Dabei geht es auch um die Pläne der neuen französischen Regierung, ihre Kampftruppen wie im Wahlkampf versprochen bereits Ende dieses Jahres vom Hindukusch zurückzuholen. Im Anschluss sollen immer noch im Rahmen des ISAF-Einsatzes Ausbildner für die afghanischen Sicherheitskräfte im Land bleiben, wie der neue französische Präsident Francois Hollande in Chicago sagte. Darauf habe es eine „Einigung“ mit den anderen NATO-Ländern gegeben.

Video dazu in iptv.ORF.at

Im Vorfeld hatte es besonders aus Deutschland Kritik an dem vorgezogenen Abzug gegeben. Kanzlerin Angela Merkel (CDU) sagte in Chicago: „Wir sind gemeinsam nach Afghanistan gegangen und wir wollen gemeinsam auch aus Afghanistan wieder abziehen.“ Militärisch gilt der Rückzug der französischen Kampftruppen als verkraftbar, das politische Signal wird jedoch kritisiert.

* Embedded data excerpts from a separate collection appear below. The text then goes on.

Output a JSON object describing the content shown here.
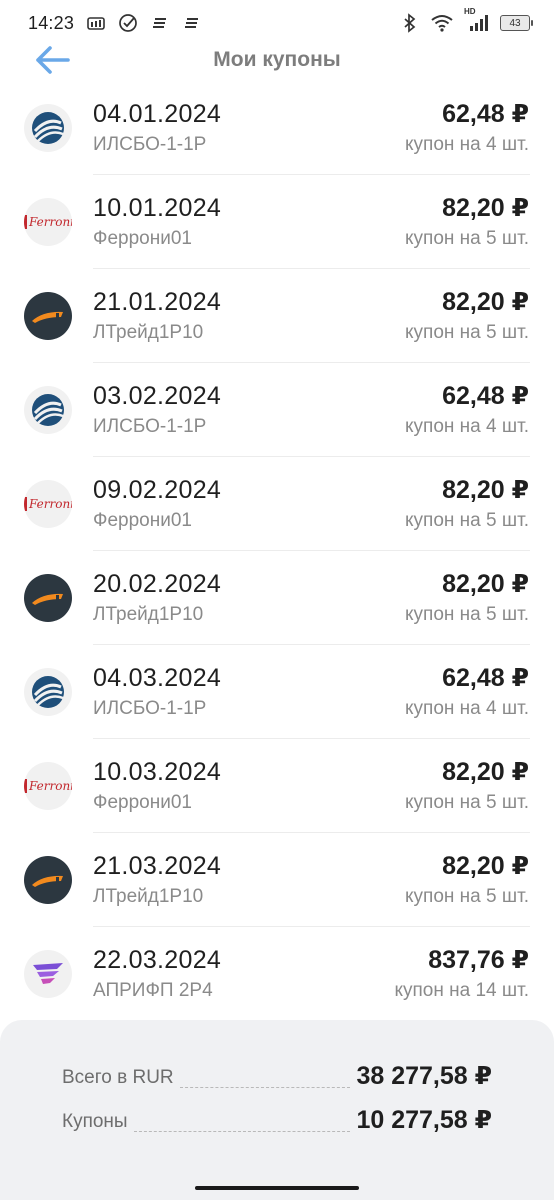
{
  "status_bar": {
    "time": "14:23",
    "network_label": "HD",
    "battery": "43"
  },
  "header": {
    "title": "Мои купоны"
  },
  "coupons": [
    {
      "date": "04.01.2024",
      "name": "ИЛСБО-1-1Р",
      "amount": "62,48 ₽",
      "qty": "купон на 4 шт.",
      "logo": "ilsbo-logo"
    },
    {
      "date": "10.01.2024",
      "name": "Феррони01",
      "amount": "82,20 ₽",
      "qty": "купон на 5 шт.",
      "logo": "ferroni-logo",
      "logo_text": "Ferroni"
    },
    {
      "date": "21.01.2024",
      "name": "ЛТрейд1Р10",
      "amount": "82,20 ₽",
      "qty": "купон на 5 шт.",
      "logo": "ltrade-logo"
    },
    {
      "date": "03.02.2024",
      "name": "ИЛСБО-1-1Р",
      "amount": "62,48 ₽",
      "qty": "купон на 4 шт.",
      "logo": "ilsbo-logo"
    },
    {
      "date": "09.02.2024",
      "name": "Феррони01",
      "amount": "82,20 ₽",
      "qty": "купон на 5 шт.",
      "logo": "ferroni-logo",
      "logo_text": "Ferroni"
    },
    {
      "date": "20.02.2024",
      "name": "ЛТрейд1Р10",
      "amount": "82,20 ₽",
      "qty": "купон на 5 шт.",
      "logo": "ltrade-logo"
    },
    {
      "date": "04.03.2024",
      "name": "ИЛСБО-1-1Р",
      "amount": "62,48 ₽",
      "qty": "купон на 4 шт.",
      "logo": "ilsbo-logo"
    },
    {
      "date": "10.03.2024",
      "name": "Феррони01",
      "amount": "82,20 ₽",
      "qty": "купон на 5 шт.",
      "logo": "ferroni-logo",
      "logo_text": "Ferroni"
    },
    {
      "date": "21.03.2024",
      "name": "ЛТрейд1Р10",
      "amount": "82,20 ₽",
      "qty": "купон на 5 шт.",
      "logo": "ltrade-logo"
    },
    {
      "date": "22.03.2024",
      "name": "АПРИФП 2Р4",
      "amount": "837,76 ₽",
      "qty": "купон на 14 шт.",
      "logo": "aprifp-logo"
    }
  ],
  "summary": {
    "total_label": "Всего в RUR",
    "total_value": "38 277,58 ₽",
    "coupons_label": "Купоны",
    "coupons_value": "10 277,58 ₽"
  },
  "colors": {
    "accent": "#6aa8e8",
    "ilsbo_blue": "#1f4f7a",
    "ltrade_orange": "#f28a1e",
    "ltrade_bg": "#2c3740",
    "ferroni_red": "#c2272d",
    "aprifp_purple": "#7b4fd6"
  }
}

Zusammenstöße Demonstranten - Polizei

Während sich die Staats- und Regierungschefs in einem stark gesicherten Tagungszentrum trafen, kam es davor zu Auseinandersetzungen zwischen Polizei und Demonstranten. Nahe dem Gebäude versammelten sich mehrere hundert NATO-Gegner, wie eine AFP-Korrespondentin berichtete. Als die Demonstranten versuchten, die Polizeiabsperrung zu durchbrechen, kam es zu heftigen Rangeleien.

Raketenabwehr fixiert

Der wichtigste Beschluss des ersten Gipfeltages war, dass die NATO ihren Raketenabwehrschirm in Europa in Betrieb nimmt. In dem Abwehrsystem werden Satelliten, Schiffe, Radaranlagen und Abfangraketen mehrerer NATO-Länder zusammengefügt, um Europa vor Mittelstreckenraketen mit einer Reichweite von bis zu 3.000 Kilometern zu schützen.